Weakly Supervised Lymph Nodes Segmentation Based on Partial Instance Annotations with Pre-trained Dual-branch Network and Pseudo Label Learning

TL;DR

This work tackles automatic lymph node segmentation under partial annotations, a scenario that substantially reduces labeling cost yet challenges model recall. It introduces a pre-trained Dual-Branch network with Dynamically Mixed Pseudo labels (DBDMP) that combines self-supervised pretraining (Model Genesis) with online pseudo-label learning, using two decoders to generate robust soft pseudo labels for unannotated nodes. The method employs a carefully designed loss suite, including $\\mathcal{L}_{SCE}$, $\mathcal{L}_{PCE}$, $\mathcal{L}_{Tversky}$, and a consensus-aware $\mathcal{L}_{KLCE}$-based weighting, along with a ramp-up for pseudo-label supervision, yielding large gains over partial-annotation baselines. On the LNQ dataset, the approach achieves a Dice score of up to $57.36\%$ on the test set and reduces average symmetric surface distance to $9.35$ mm, highlighting its potential for clinically useful segmentation while reducing annotation burden.

Abstract

Assessing the presence of potentially malignant lymph nodes aids in estimating cancer progression, and identifying surrounding benign lymph nodes can assist in determining potential metastatic pathways for cancer. For quantitative analysis, automatic segmentation of lymph nodes is crucial. However, due to the labor-intensive and time-consuming manual annotation process required for a large number of lymph nodes, it is more practical to annotate only a subset of the lymph node instances to reduce annotation costs.

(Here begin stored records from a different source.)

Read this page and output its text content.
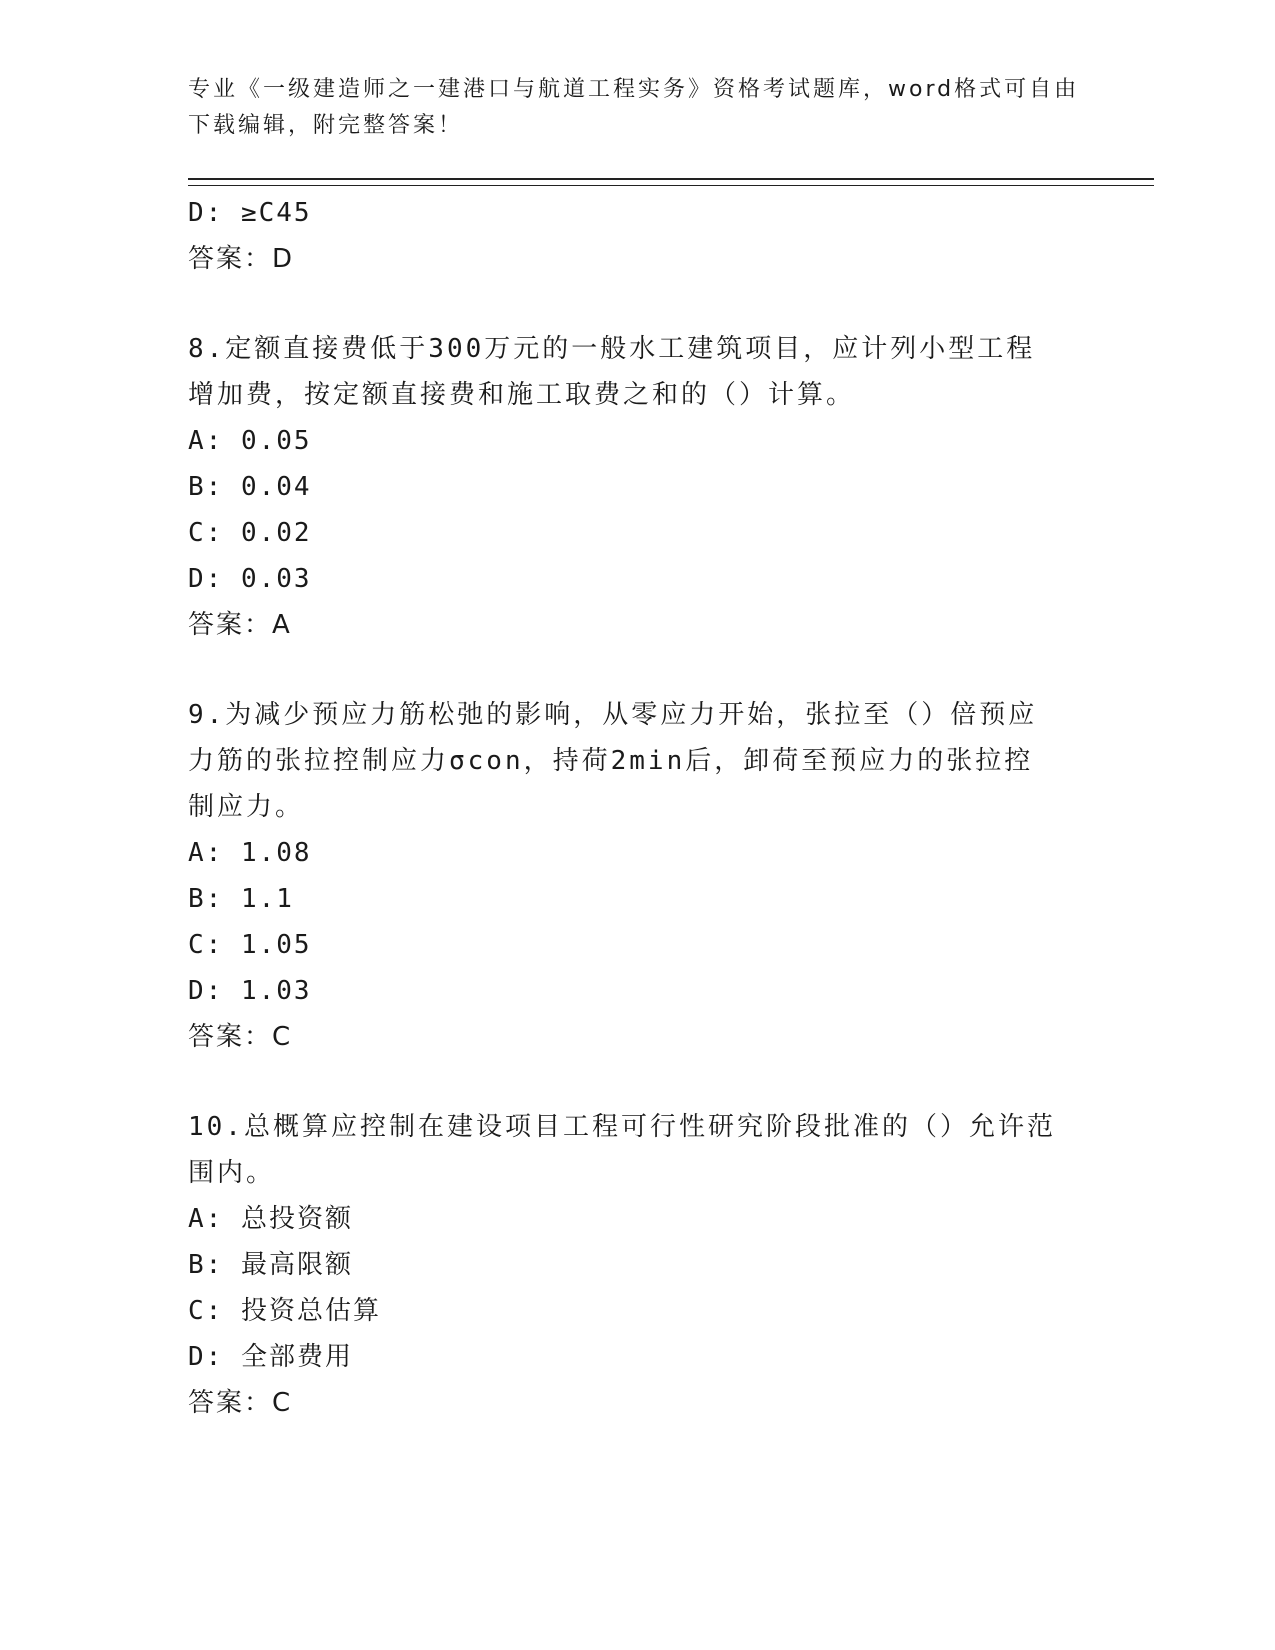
专业《一级建造师之一建港口与航道工程实务》资格考试题库，word格式可自由下载编辑，附完整答案！
D: ≥C45
答案：D
8.定额直接费低于300万元的一般水工建筑项目，应计列小型工程增加费，按定额直接费和施工取费之和的（）计算。
A: 0.05
B: 0.04
C: 0.02
D: 0.03
答案：A
9.为减少预应力筋松弛的影响，从零应力开始，张拉至（）倍预应力筋的张拉控制应力σcon，持荷2min后，卸荷至预应力的张拉控制应力。
A: 1.08
B: 1.1
C: 1.05
D: 1.03
答案：C
10.总概算应控制在建设项目工程可行性研究阶段批准的（）允许范围内。
A: 总投资额
B: 最高限额
C: 投资总估算
D: 全部费用
答案：C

In this study, we propose a pre-trained Dual-Branch network with Dynamically Mixed Pseudo label (DBDMP) to learn from partial instance annotations for lymph nodes segmentation. To obtain reliable pseudo labels for lymph nodes that are not annotated, we employ a dual-decoder network to generate different outputs that are then dynamically mixed. We integrate the original weak partial annotations with the mixed pseudo labels to supervise the network. To further leverage the extensive amount of unannotated voxels, we apply a self-supervised pre-training strategy to enhance the model's feature extraction capability. Experiments on the mediastinal Lymph Node Quantification (LNQ) dataset demonstrate that our method, compared to directly learning from partial instance annotations, significantly improves the Dice Similarity Coefficient (DSC) from 11.04% to 54.10% and reduces the Average Symmetric Surface Distance (ASSD) from 20.83 $mm$ to 8.72 $mm$. The code is available at https://github.com/WltyBY/LNQ2023_training_code.git

Figures (4)

• Figure 1: An overview of the proposed DBDMP which utilizes a dual-branch network with one shared encoder and two decoders. (a) In the self-supervised learning stage, Model Genesis is employed for pre-training. (b) In the downstream learning stage, a mixture of the outputs from the two decoders is combined with the original partial annotation to obtain a pseudo label. We also use a consensus-aware loss $\mathcal{L}_{KLCE}$ to avoid over-fitting noise in the pseudo labels.
• Figure 2: The transformations used to generate the input for self-supervised training: I. Non-linear transformation, II. Local pixel shuffling, III. In-painting, IV. Out-painting. RCT (Randomly Composed Transformation) means that the basic transformations are composed, each with a probability to be used. Note that in-painting and out-painting are not performed together each time.
• Figure 3: Sensitivity analysis of hyper-parameters $\tau$, $\gamma$, $\alpha$ and $\lambda$, respectively.
• Figure 4: Visualization of segmentation results of the ablation study in Table \ref{['tab:Ablation Study']}.